Devido ao ruído intenso das gravações e o limite de registro espectral, parâmetros como frequência fundamental, formantes e intensidade não puderam ser extraídos. Entretanto, foi possível extrair:

  1. A transcrição da fala (com a respectiva identificação das sílabas);
  2. A duração de cada trecho de fala;
  3. A taxa de elocução (número de sílabas pela duração de cada trecho de fala);
  4. A duração de cada trecho de articulação fluente (sem pausas ou disfluências);
  5. A taxa de articulação fluente (número de sílabas pela duração da articulação fluente);
  6. A duração das pausas (silenciosas e preenchidas);
  7. O número e duração média das pausas (silenciosas e preenchidas);
  8. Percentual de disfluências (número de disfluências pelo número de sílabas).

Um exemplo de transcrição no dia do acidente é:

“Rádio… de ba-… da base de Santos boa tar- bom dia Papa Romeu Alfa Fox Alfa. Na escuta?”

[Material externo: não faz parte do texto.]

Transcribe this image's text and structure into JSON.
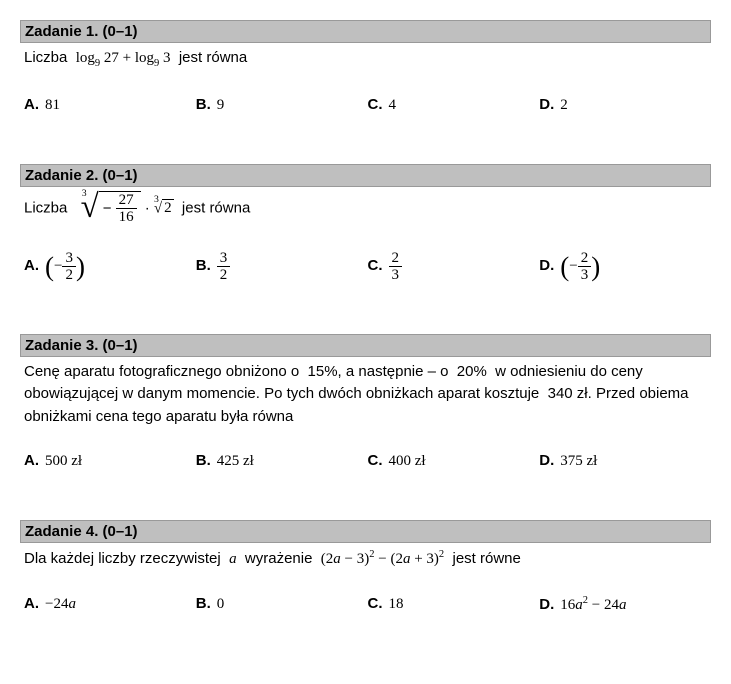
{
  "tasks": [
    {
      "header": "Zadanie 1. (0–1)",
      "body_html": "Liczba &nbsp;<span class='math'>log<sub>9</sub> 27 + log<sub>9</sub> 3</span>&nbsp; jest równa",
      "options": [
        {
          "label": "A.",
          "value": "81"
        },
        {
          "label": "B.",
          "value": "9"
        },
        {
          "label": "C.",
          "value": "4"
        },
        {
          "label": "D.",
          "value": "2"
        }
      ]
    },
    {
      "header": "Zadanie 2. (0–1)",
      "body_html": "Liczba &nbsp;<span class='big-sqrt'><span class='deg'>3</span><span class='radsign'>&#8730;</span><span class='rad'>&minus;&nbsp;<span class='frac'><span class='num'>27</span><span class='den'>16</span></span></span></span> &middot; <span class='root3'>3</span><span style='font-family:Times New Roman,serif;'>&#8730;<span style='border-top:1px solid #000;padding:0 2px;'>2</span></span>&nbsp; jest równa",
      "options": [
        {
          "label": "A.",
          "value": "<span class='paren-big'>(</span>&minus;<span class='frac'><span class='num'>3</span><span class='den'>2</span></span><span class='paren-big'>)</span>"
        },
        {
          "label": "B.",
          "value": "<span class='frac'><span class='num'>3</span><span class='den'>2</span></span>"
        },
        {
          "label": "C.",
          "value": "<span class='frac'><span class='num'>2</span><span class='den'>3</span></span>"
        },
        {
          "label": "D.",
          "value": "<span class='paren-big'>(</span>&minus;<span class='frac'><span class='num'>2</span><span class='den'>3</span></span><span class='paren-big'>)</span>"
        }
      ]
    },
    {
      "header": "Zadanie 3. (0–1)",
      "body_html": "Cenę aparatu fotograficznego obniżono o &nbsp;15%, a następnie – o &nbsp;20% &nbsp;w odniesieniu do ceny obowiązującej w danym momencie. Po tych dwóch obniżkach aparat kosztuje &nbsp;340 zł. Przed obiema obniżkami cena tego aparatu była równa",
      "options": [
        {
          "label": "A.",
          "value": "500 zł"
        },
        {
          "label": "B.",
          "value": "425 zł"
        },
        {
          "label": "C.",
          "value": "400 zł"
        },
        {
          "label": "D.",
          "value": "375 zł"
        }
      ]
    },
    {
      "header": "Zadanie 4. (0–1)",
      "body_html": "Dla każdej liczby rzeczywistej &nbsp;<span class='italic-a'>a</span>&nbsp; wyrażenie &nbsp;<span class='math'>(2<span class='italic-a'>a</span> &minus; 3)<sup>2</sup> &minus; (2<span class='italic-a'>a</span> + 3)<sup>2</sup></span>&nbsp; jest równe",
      "options": [
        {
          "label": "A.",
          "value": "&minus;24<span class='italic-a'>a</span>"
        },
        {
          "label": "B.",
          "value": "0"
        },
        {
          "label": "C.",
          "value": "18"
        },
        {
          "label": "D.",
          "value": "16<span class='italic-a'>a</span><sup>2</sup> &minus; 24<span class='italic-a'>a</span>"
        }
      ]
    }
  ]
}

Neste trecho, o piloto necessitou de ~8 segundos para pronunciar 18 sílabas fluentes, com apenas 2,6 sílabas por segundo e com presença de disfluências (sublinhado) do tipo pausas silenciosas hesitativas e falsos inícios corrigidos.

Os resultados indicaram redução significativa na taxa de elocução no dia do acidente em comparação com o dia anterior (~4 e ~5 sílabas por segundo, respectivamente). Também houve redução significativa na taxa de articulação no dia do acidente em comparação com o dia anterior (~4 e ~5,5 sílabas por segundo, respectivamente). Houve também aumento no número de disfluências, principalmente de pausas silenciosas hesitativas e pausas preenchidas, quando se comparou a fala do dia do acidente com o dia anterior. A ocorrência da lentificação na produção da fala (tanto pela redução no número de sílabas fluentes, como pelo aumento das disfluências) é um fator que sugere fadiga e sonolência importantes no dia do acidente.

Em relação à fonação, o piloto apresentava voz crepitante no dia do acidente. Este achado não seria esperado em um ambiente ruidoso de cabine de aeronave devido ao efeito Lombard (um reflexo presente em espécies que utilizam comunicação vocal, a fim de aumentar a relação sinal-ruído). A presença de voz crepitante é mais um fator que sugere fadiga e sonolência importantes no dia do acidente.

Este estudo de caso sugere que a fadiga e a sonolência aumentam as disfluências mesmo em indivíduos que não apresentam distúrbios da fluência. Importante ressaltar que, em sua tese de doutorado [2], a fonoaudióloga Carla Vasconcelos [2] corroborou tais achados através da análise da leitura e da fala semiespontânea em outros 10 pilotos em situação de fadiga e/ou sonolência (veja o subestudo 5 da tese).

O CENIPA estima que cerca de 90% dos acidentes aéreos são causados por erros humanos. Já a National Aeronautics and Space Administration (NASA) estima que 20% dos acidentes aéreos no mundo são causados especificamente por fadiga e/ou sonolência excessivas dos pilotos. Neste sentido, análises automatizadas da fala e da voz poderiam fornecer pistas sobre o grau de fadiga e sonolência dos pilotos ajudando na redução dos acidentes aéreos [1, 2].

 

Referências

[1] Vasconcelos, C. A., Vieira, M. N., Kecklund, G., & Yehia, H. C. (2019). Speech analysis for fatigue and sleepiness detection of a pilot. Aerospace Medicine and Human Performance, 90 (4), 415-418.

[2] Vasconcelos, C. A. (2019). Fadiga e sonolência em aviadores: análise de variações da voz, fala e linguagem. Tese de doutorado. Universidade Federal de Minas Gerais.